Dans cet entretien, Hiba Hanano, Cheffe du Bureau de coordination des affaires humanitaires (OCHA) à Alep, partage son expérience à la suite des récents événements insurrectionnels en Syrie et comment son équipe gère le travail humanitaire malgré la peur et l’incertitude.
Ces dernières semaines ont été assez dramatiques en Syrie. Pouvez-vous nous dire comment l'équipe d'Alep a fait face à la situation ?
Les dernières semaines ont été difficiles pour nous tous. Les derniers bouleversements à Alep ont commencé le 26 novembre avec des bombardements et des frappes aériennes qui ont retenti dans toute la ville, touchant des zones résidentielles et faisant de nombreuses victimes civiles.
Le 29 novembre, la population locale a commencé à fuir Alep. En raison de la tournure soudaine des événements, j’ai convoqué une réunion d’urgence du personnel pour discuter avec mes collègues et entendre leurs inquiétudes.
Et, en équipe, nous avons décidé que tous les membres du personnel se regrouperaient au bureau avec nos familles respectives.

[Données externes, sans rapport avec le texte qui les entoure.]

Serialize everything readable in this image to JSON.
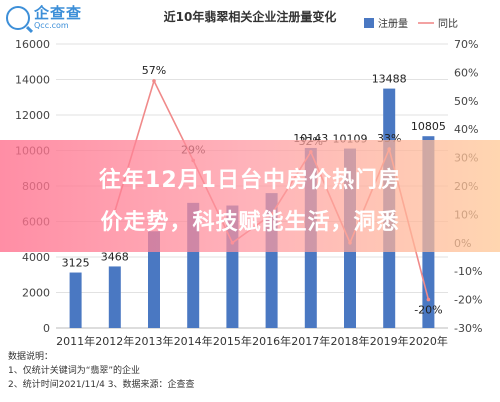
{
  "header": {
    "logo_cn": "企查查",
    "logo_en": "Qcc.com"
  },
  "chart_data": {
    "type": "bar",
    "title": "近10年翡翠相关企业注册量变化",
    "categories": [
      "2011年",
      "2012年",
      "2013年",
      "2014年",
      "2015年",
      "2016年",
      "2017年",
      "2018年",
      "2019年",
      "2020年"
    ],
    "series": [
      {
        "name": "注册量",
        "type": "bar",
        "axis": "left",
        "color": "#4a78c2",
        "values": [
          3125,
          3468,
          5450,
          7050,
          6900,
          7600,
          10143,
          10109,
          13488,
          10805
        ],
        "labels": [
          "3125",
          "3468",
          "",
          "",
          "",
          "",
          "10143",
          "10109",
          "13488",
          "10805"
        ]
      },
      {
        "name": "同比",
        "type": "line",
        "axis": "right",
        "color": "#f08a8a",
        "values": [
          null,
          11,
          57,
          29,
          0,
          10,
          32,
          0,
          33,
          -20
        ],
        "labels": [
          "",
          "",
          "57%",
          "29%",
          "",
          "",
          "32%",
          "",
          "33%",
          "-20%"
        ]
      }
    ],
    "y_left": {
      "ylim": [
        0,
        16000
      ],
      "ticks": [
        "0",
        "2000",
        "4000",
        "6000",
        "8000",
        "10000",
        "12000",
        "14000",
        "16000"
      ]
    },
    "y_right": {
      "ylim": [
        -30,
        70
      ],
      "ticks": [
        "-30%",
        "-20%",
        "-10%",
        "0%",
        "10%",
        "20%",
        "30%",
        "40%",
        "50%",
        "60%",
        "70%"
      ]
    },
    "legend": "top-right"
  },
  "notes": {
    "heading": "数据说明：",
    "line1": "1、仅统计关键词为“翡翠”的企业",
    "line2": "2、统计时间2021/11/4 3、数据来源：企查查"
  },
  "banner": {
    "line1": "往年12月1日台中房价热门房",
    "line2": "价走势，科技赋能生活，洞悉"
  }
}
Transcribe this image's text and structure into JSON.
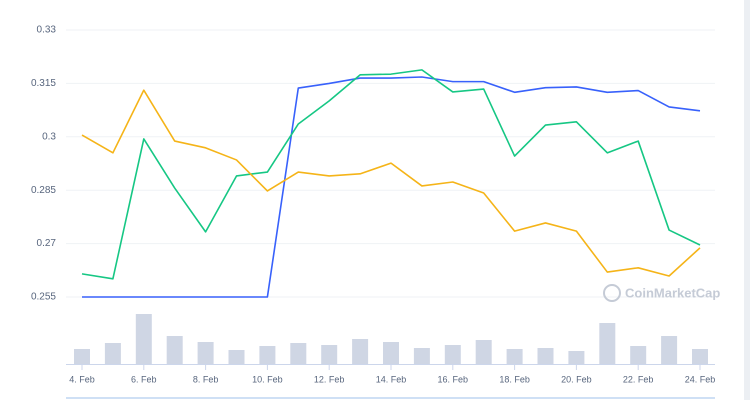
{
  "chart_data": {
    "type": "line",
    "categories": [
      "4. Feb",
      null,
      "6. Feb",
      null,
      "8. Feb",
      null,
      "10. Feb",
      null,
      "12. Feb",
      null,
      "14. Feb",
      null,
      "16. Feb",
      null,
      "18. Feb",
      null,
      "20. Feb",
      null,
      "22. Feb",
      null,
      "24. Feb"
    ],
    "series": [
      {
        "color": "#3861fb",
        "values": [
          0.255,
          0.255,
          0.255,
          0.255,
          0.255,
          0.255,
          0.255,
          0.3137,
          0.315,
          0.3165,
          0.3165,
          0.3168,
          0.3155,
          0.3155,
          0.3125,
          0.3138,
          0.314,
          0.3125,
          0.313,
          0.3084,
          0.3073
        ]
      },
      {
        "color": "#16c784",
        "values": [
          0.2615,
          0.2601,
          0.2994,
          0.2856,
          0.2733,
          0.289,
          0.2901,
          0.3036,
          0.3101,
          0.3174,
          0.3176,
          0.3188,
          0.3126,
          0.3134,
          0.2946,
          0.3033,
          0.3042,
          0.2955,
          0.2988,
          0.2738,
          0.2696
        ]
      },
      {
        "color": "#f5b418",
        "values": [
          0.3005,
          0.2955,
          0.3131,
          0.2988,
          0.2969,
          0.2935,
          0.2848,
          0.2901,
          0.289,
          0.2896,
          0.2926,
          0.2862,
          0.2873,
          0.2842,
          0.2735,
          0.2758,
          0.2735,
          0.262,
          0.2632,
          0.2609,
          0.2688
        ]
      }
    ],
    "volume": {
      "color": "#cfd6e4",
      "values": [
        15,
        21,
        50,
        28,
        22,
        14,
        18,
        21,
        19,
        25,
        22,
        16,
        19,
        24,
        15,
        16,
        13,
        41,
        18,
        28,
        15
      ]
    },
    "ylim": [
      0.255,
      0.33
    ],
    "yticks": [
      0.255,
      0.27,
      0.285,
      0.3,
      0.315,
      0.33
    ],
    "grid": true,
    "watermark": "CoinMarketCap"
  }
}
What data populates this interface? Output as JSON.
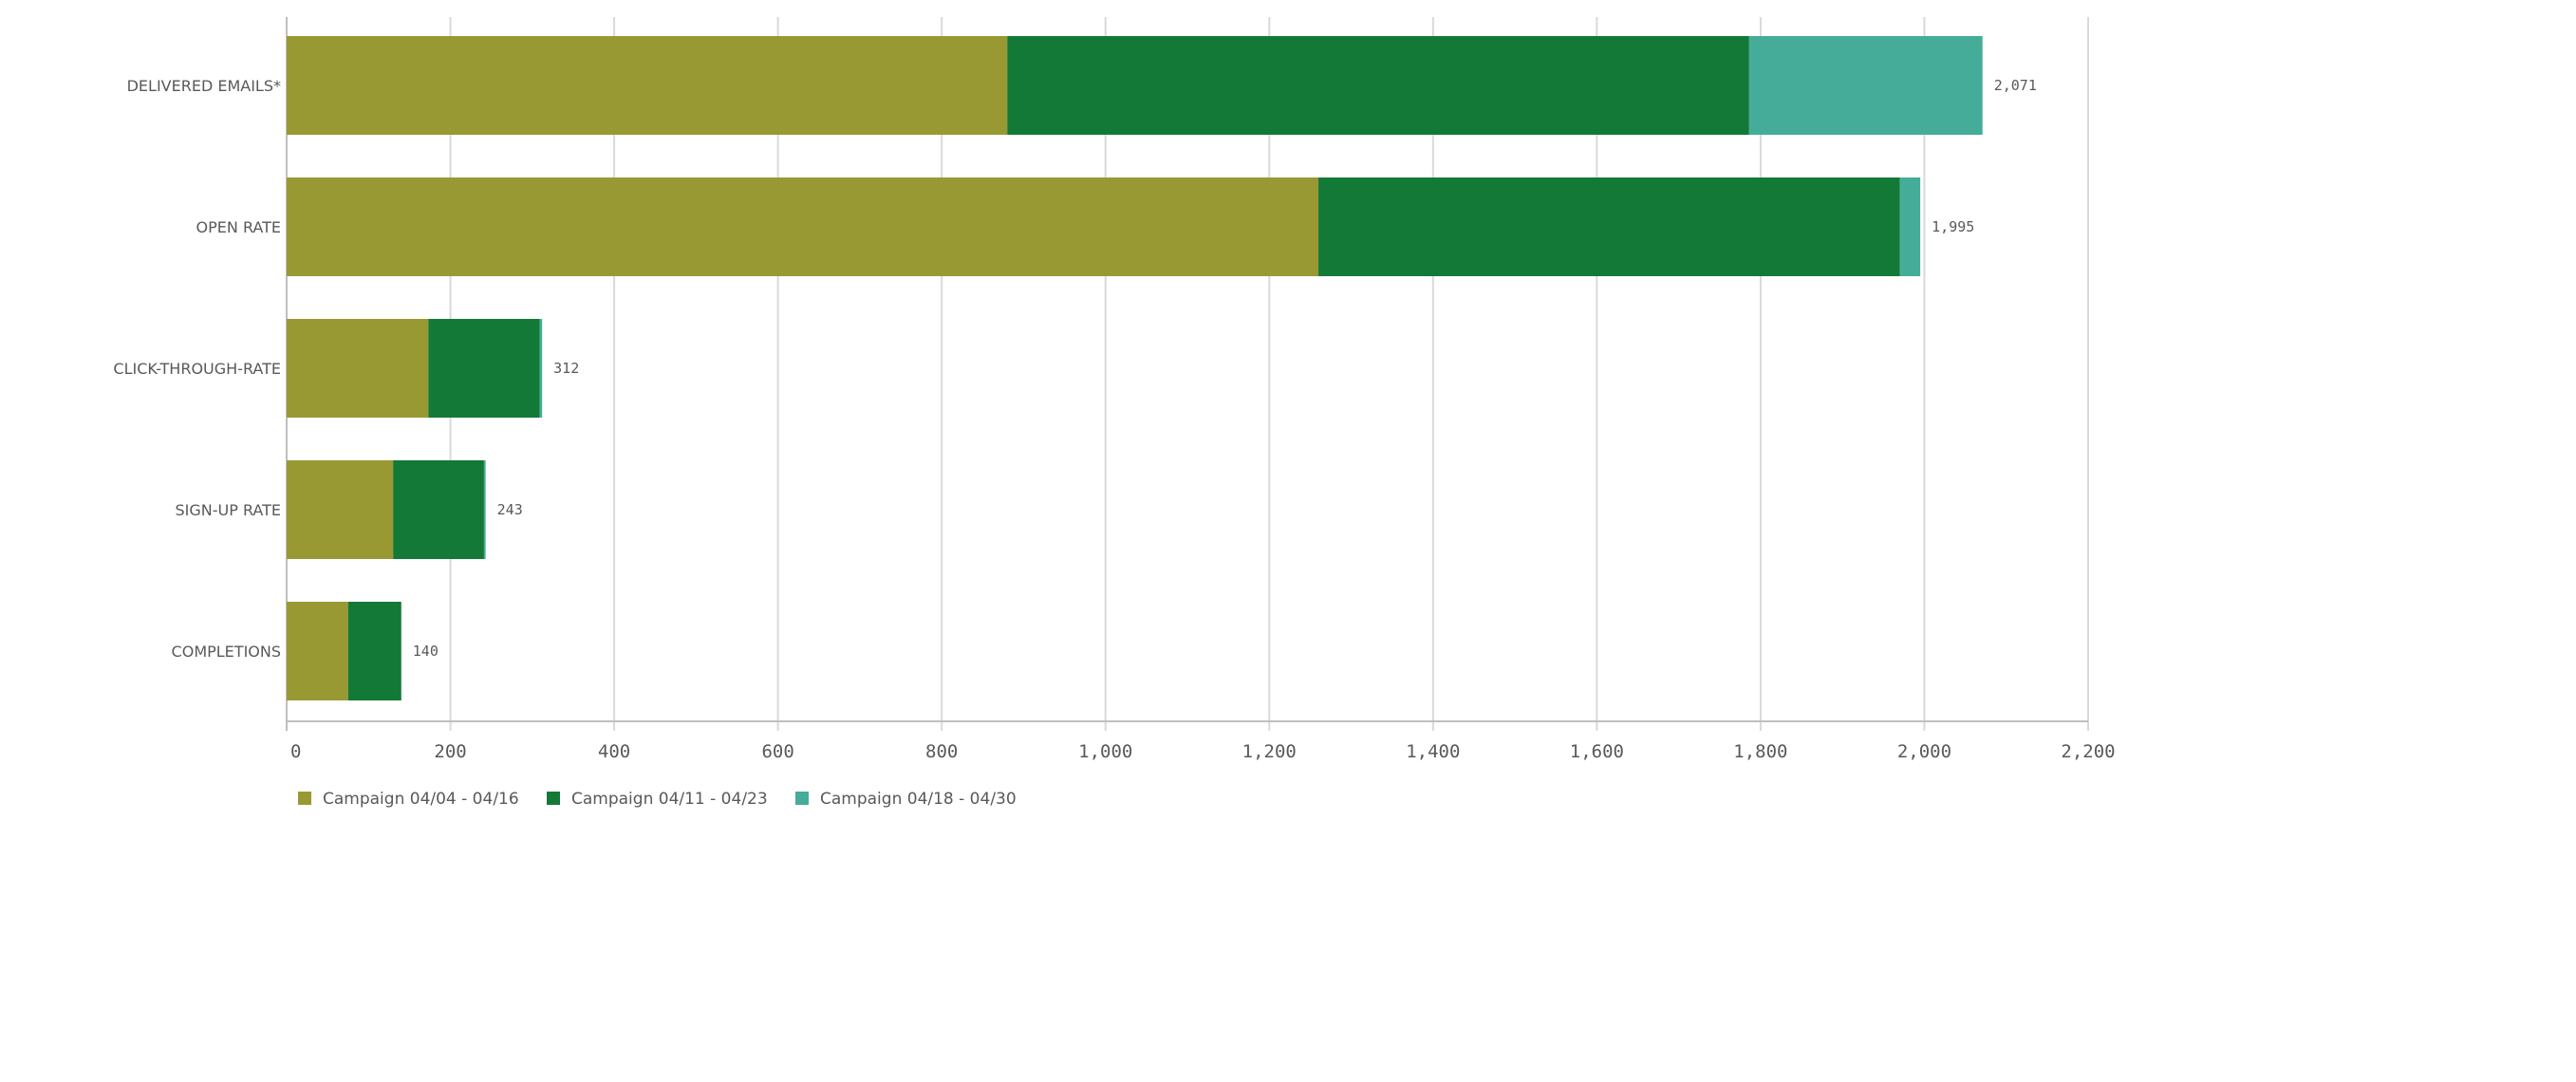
{
  "chart_data": {
    "type": "bar",
    "orientation": "horizontal",
    "stacked": true,
    "categories": [
      "DELIVERED EMAILS*",
      "OPEN RATE",
      "CLICK-THROUGH-RATE",
      "SIGN-UP RATE",
      "COMPLETIONS"
    ],
    "series": [
      {
        "name": "Campaign 04/04 - 04/16",
        "color": "#999933",
        "values": [
          880,
          1260,
          173,
          130,
          75
        ]
      },
      {
        "name": "Campaign 04/11 - 04/23",
        "color": "#137936",
        "values": [
          906,
          710,
          136,
          111,
          65
        ]
      },
      {
        "name": "Campaign 04/18 - 04/30",
        "color": "#46ac9a",
        "values": [
          285,
          25,
          3,
          2,
          0
        ]
      }
    ],
    "totals": [
      "2,071",
      "1,995",
      "312",
      "243",
      "140"
    ],
    "xticks": [
      "0",
      "200",
      "400",
      "600",
      "800",
      "1,000",
      "1,200",
      "1,400",
      "1,600",
      "1,800",
      "2,000",
      "2,200"
    ],
    "xlim": [
      0,
      2200
    ],
    "title": "",
    "xlabel": "",
    "ylabel": "",
    "grid": true,
    "legend": "bottom-left"
  }
}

Nous savions que nous allions affronter l'inconnu ensemble. Nous avons quitté nos maisons en toute hâte, n'emportant avec nous que nos documents de base.
Nous dormions tous par terre dans nos bureaux. Nos enfants jouaient ensemble à côté de nous et nous nous sentions comme une grande famille. Cela nous a aidés à rester forts.

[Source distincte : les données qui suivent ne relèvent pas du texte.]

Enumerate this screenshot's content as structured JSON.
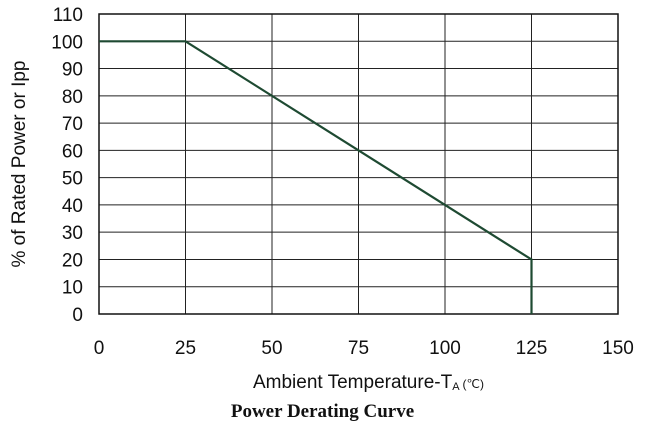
{
  "chart_data": {
    "type": "line",
    "title": "Power Derating Curve",
    "xlabel": "Ambient Temperature-T",
    "xlabel_subscript": "A",
    "xlabel_unit": "(℃)",
    "ylabel": "% of Rated Power or Ipp",
    "xlim": [
      0,
      150
    ],
    "ylim": [
      0,
      110
    ],
    "xticks": [
      0,
      25,
      50,
      75,
      100,
      125,
      150
    ],
    "yticks": [
      0,
      10,
      20,
      30,
      40,
      50,
      60,
      70,
      80,
      90,
      100,
      110
    ],
    "grid": true,
    "line_color": "#1e4a32",
    "series": [
      {
        "x": [
          0,
          25,
          125,
          125
        ],
        "y": [
          100,
          100,
          20,
          0
        ]
      }
    ]
  }
}
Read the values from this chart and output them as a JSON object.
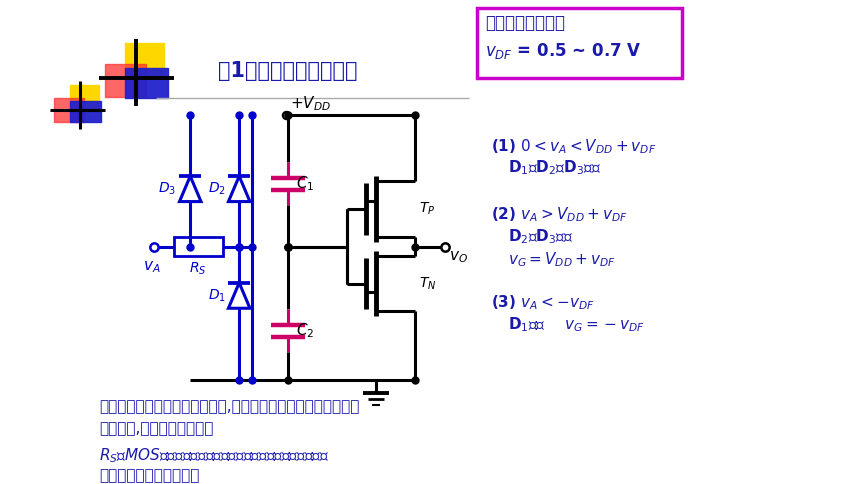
{
  "bg_color": "#ffffff",
  "title_text": "（1）输入端保护电路：",
  "title_color": "#1a1aaa",
  "box_text1": "二极管导通电压：",
  "box_text2": "$v_{DF}$ = 0.5 ~ 0.7 V",
  "box_color": "#cc00cc",
  "circuit_color_blue": "#0000cc",
  "circuit_color_black": "#000000",
  "circuit_color_red": "#cc0066",
  "annotation1": "(1) $0 < v_A < V_{DD} + v_{DF}$",
  "annotation1b": "D$_1$、D$_2$、D$_3$截止",
  "annotation2": "(2) $v_A > V_{DD} + v_{DF}$",
  "annotation2b": "D$_2$、D$_3$导通",
  "annotation2c": "$v_G = V_{DD} + v_{DF}$",
  "annotation3": "(3) $v_A < -v_{DF}$",
  "annotation3b": "D$_1$导通    $v_G = -v_{DF}$",
  "vdd_label": "$+V_{DD}$",
  "vO_label": "$v_O$",
  "vA_label": "$v_A$",
  "RS_label": "$R_S$",
  "TP_label": "$T_P$",
  "TN_label": "$T_N$",
  "C1_label": "$C_1$",
  "C2_label": "$C_2$",
  "D1_label": "$D_1$",
  "D2_label": "$D_2$",
  "D3_label": "$D_3$",
  "caption1": "当输入电压不在正常电压范围时,二极管导通，限制了电容两端电",
  "caption1b": "压的增加,保护了输入电路。",
  "caption2": "$R_S$和MOS管的栅极电容组成积分网络，使输入信号的过冲电",
  "caption2b": "压延迟且衰减后到栅极。"
}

Ces premiers jours se sont écoulés très lentement. Ils ont été terrifiants. L'inquiétude est née du traumatisme passé, du conflit et des bombardements massifs.

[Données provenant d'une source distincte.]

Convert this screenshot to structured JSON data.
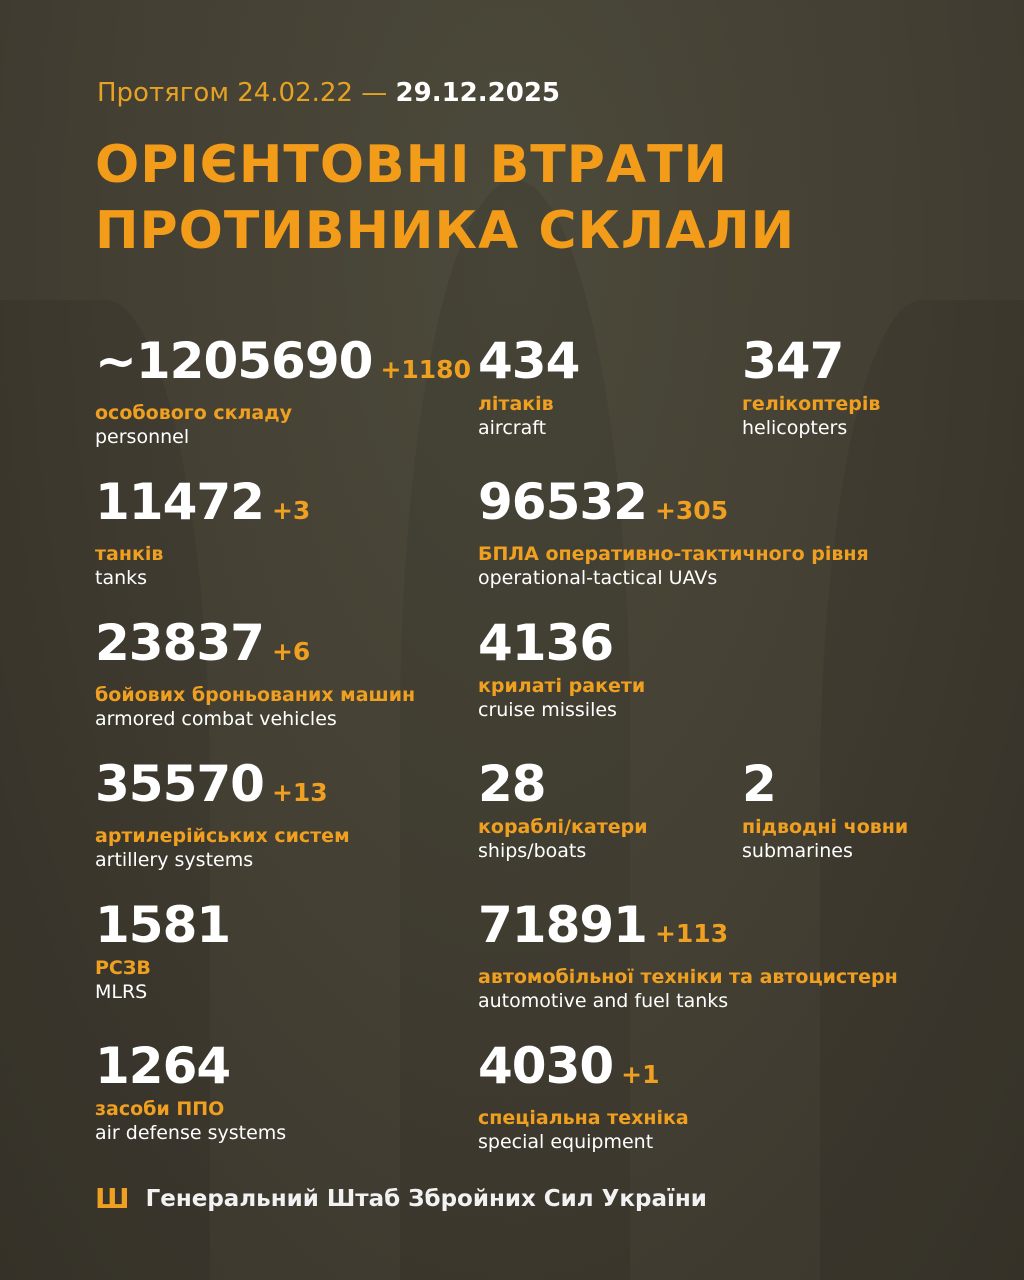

Nous avions un sentiment de déjà-vu pour la période entre 2012 et 2016. Notre peur s’est matérialisée lorsque les frappes aériennes ont commencé à s’abattre sur la ville d’Alep.
En tant que chef d’équipe, quelles sont, selon vous, les compétences essentielles à posséder en cas de crise ?
Je crois avant tout à l’unité. J’ai fait de mon mieux pour rassembler mes collègues, pour qu’ils se soutiennent mutuellement et pour qu’ils s’entraident en cas de besoin.
Mais je crois aussi en notre mandat et en notre capacité à faire la différence pour les personnes qui dépendent de nous. C’est ce qui me pousse à mettre mes peurs de côté et à rester concentrée sur ce qui doit être fait.
En tant qu’humanitaires, nous avons tendance à oublier que nous sommes aussi des êtres humains. Nous avons nos peurs, nous remettons en question nos choix, mais n’hésitons pas à demander de l’aide lorsque nous en avons besoin.
Je n’ai pas le sentiment d’avoir accompli quelque chose d’extraordinaire. Je crois que nous l’avons tous fait, en restant côte à côte comme une seule équipe pendant ces moments difficiles.